Однажды Гарри и Пегги позвали нас в гости к композитору Джорджу Клейнсингеру[59], который занимал в «Челси» номер из нескольких комнат. Я обычно чуралась походов в гости, особенно к взрослым. Но Гарри соблазнил меня вестью, что Джордж написал музыку к «Арчи и Мехитабель» — серии комиксов о дружбе таракана с уличной кошкой[60]. Комнаты Клейнсингера были скорее тропическими джунглями, чем гостиничным номером: самый подходящий антураж для Анны Каван. Главным сокровищем считалась коллекция экзотических змей, в том числе двенадцатифутовый питон. Роберт зачарованно уставился на змей, но я сильно перетрусила.

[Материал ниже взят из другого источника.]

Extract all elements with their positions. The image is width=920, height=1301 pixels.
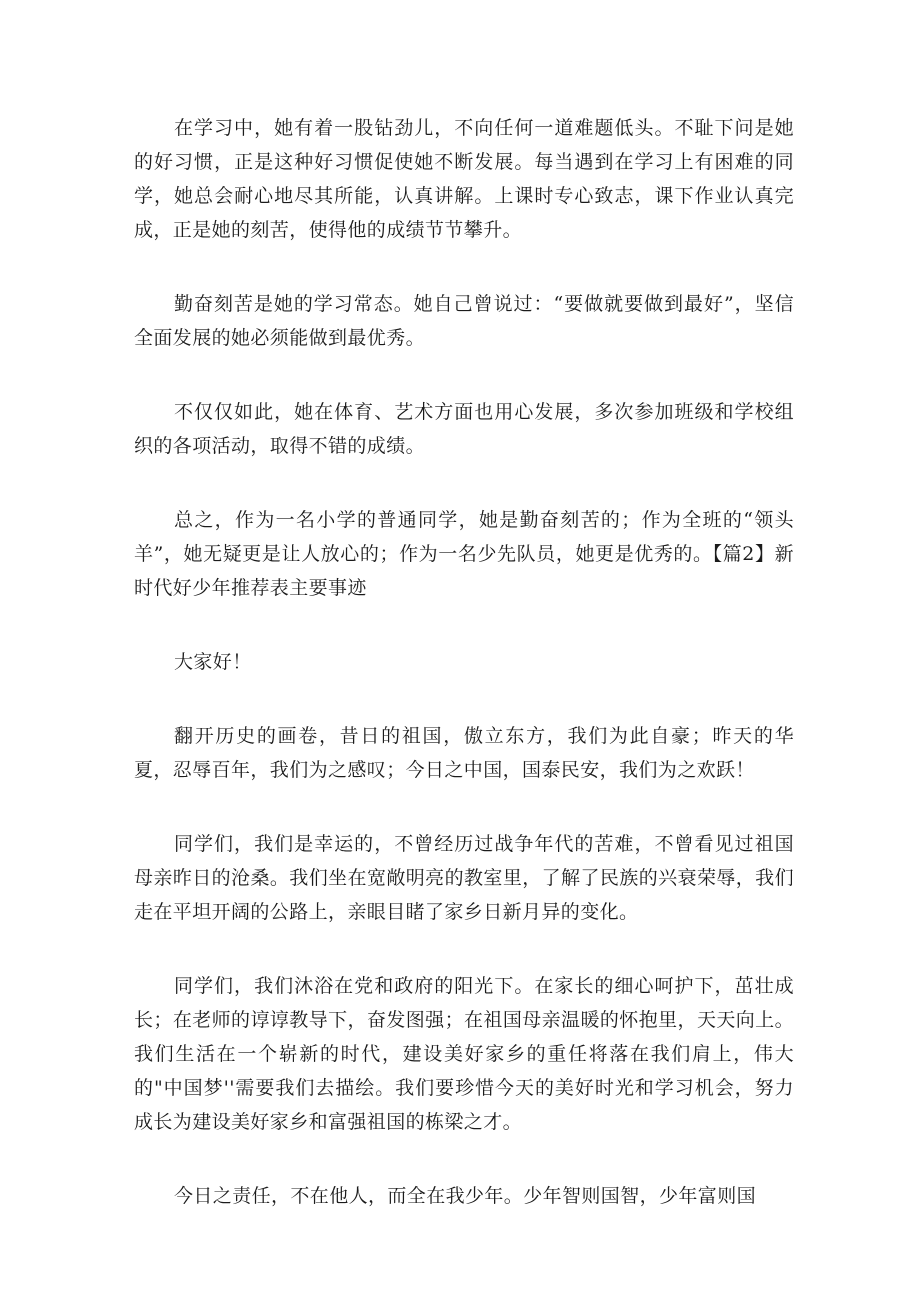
paragraph-study-diligence: 在学习中，她有着一股钻劲儿，不向任何一道难题低头。不耻下问是她的好习惯，正是这种好习惯促使她不断发展。每当遇到在学习上有困难的同学，她总会耐心地尽其所能，认真讲解。上课时专心致志，课下作业认真完成，正是她的刻苦，使得他的成绩节节攀升。 bbox=[134, 117, 794, 241]
paragraph-hard-work: 勤奋刻苦是她的学习常态。她自己曾说过：“要做就要做到最好”，坚信全面发展的她必须能做到最优秀。 bbox=[134, 293, 794, 349]
document-body bbox=[134, 111, 794, 1253]
paragraph-summary: 总之，作为一名小学的普通同学，她是勤奋刻苦的；作为全班的“领头羊”，她无疑更是让人放心的；作为一名少先队员，她更是优秀的。【篇2】新时代好少年推荐表主要事迹 bbox=[134, 509, 794, 599]
paragraph-fortunate: 同学们，我们是幸运的，不曾经历过战争年代的苦难，不曾看见过祖国母亲昨日的沧桑。我们坐在宽敞明亮的教室里，了解了民族的兴衰荣辱，我们走在平坦开阔的公路上，亲眼目睹了家乡日新月异的变化。 bbox=[134, 833, 794, 923]
paragraph-sports-arts: 不仅仅如此，她在体育、艺术方面也用心发展，多次参加班级和学校组织的各项活动，取得不错的成绩。 bbox=[134, 401, 794, 457]
paragraph-responsibility: 今日之责任，不在他人，而全在我少年。少年智则国智，少年富则国 bbox=[174, 1185, 757, 1207]
paragraph-history: 翻开历史的画卷，昔日的祖国，傲立东方，我们为此自豪；昨天的华夏，忍辱百年，我们为之感叹；今日之中国，国泰民安，我们为之欢跃！ bbox=[134, 725, 794, 781]
paragraph-greeting: 大家好！ bbox=[174, 651, 252, 673]
paragraph-sunshine: 同学们，我们沐浴在党和政府的阳光下。在家长的细心呵护下，茁壮成长；在老师的谆谆教导下，奋发图强；在祖国母亲温暖的怀抱里，天天向上。我们生活在一个崭新的时代，建设美好家乡的重任将落在我们肩上，伟大的"中国梦''需要我们去描绘。我们要珍惜今天的美好时光和学习机会，努力成长为建设美好家乡和富强祖国的栋梁之才。 bbox=[134, 975, 794, 1133]
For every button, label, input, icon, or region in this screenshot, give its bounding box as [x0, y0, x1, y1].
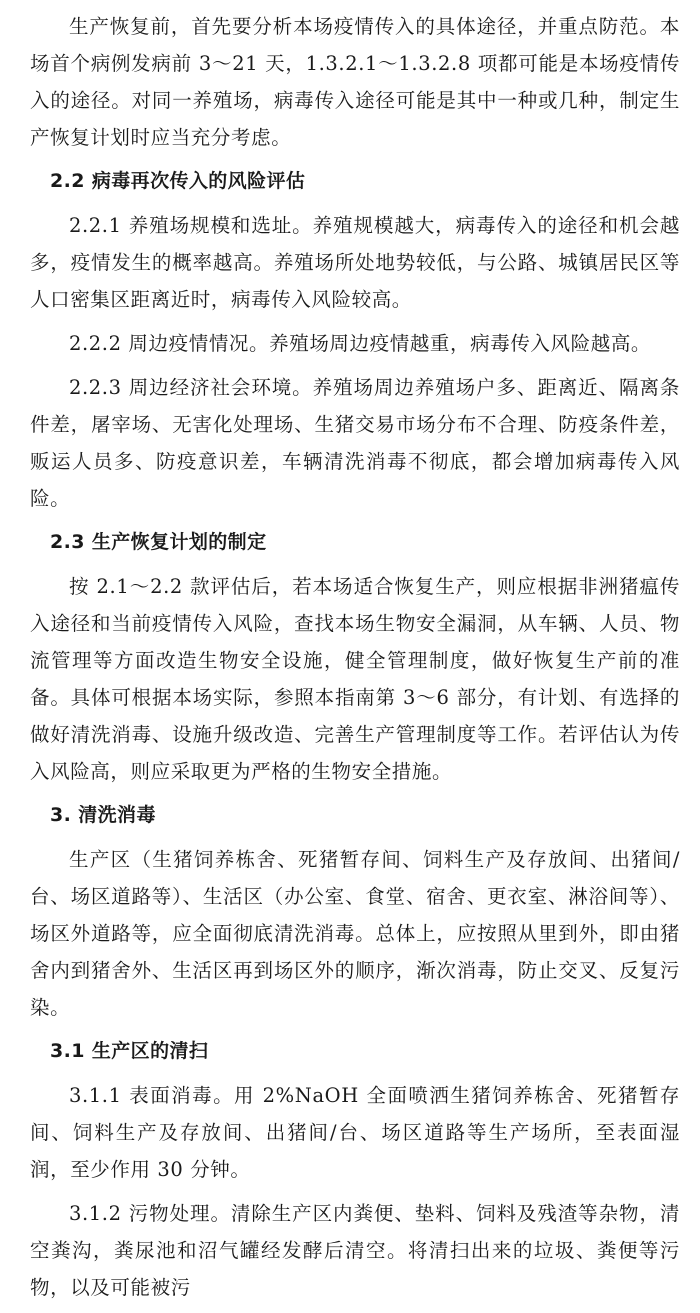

Пока все по очереди гладили питона, я невозбранно рылась в музыкальных произведениях Джорджа: ноты были свалены там и сям среди папоротников, пальм и клеток с соловьями. Я возликовала, обнаружив на каталожном шкафу стопку оригинальной партитуры «Аллеи Шинбон» — мюзикла об Арчи и Мехитабель. Но главным открытием для меня стало наглядное подтверждение того, что этот скромный и добродушный джентльмен-змеевод сочинил музыку «Тубы Тубби». Он сам сказал мне об этом, и я чуть не прослезилась, когда он показал мне оригинальные ноты любимой музыки моего детства.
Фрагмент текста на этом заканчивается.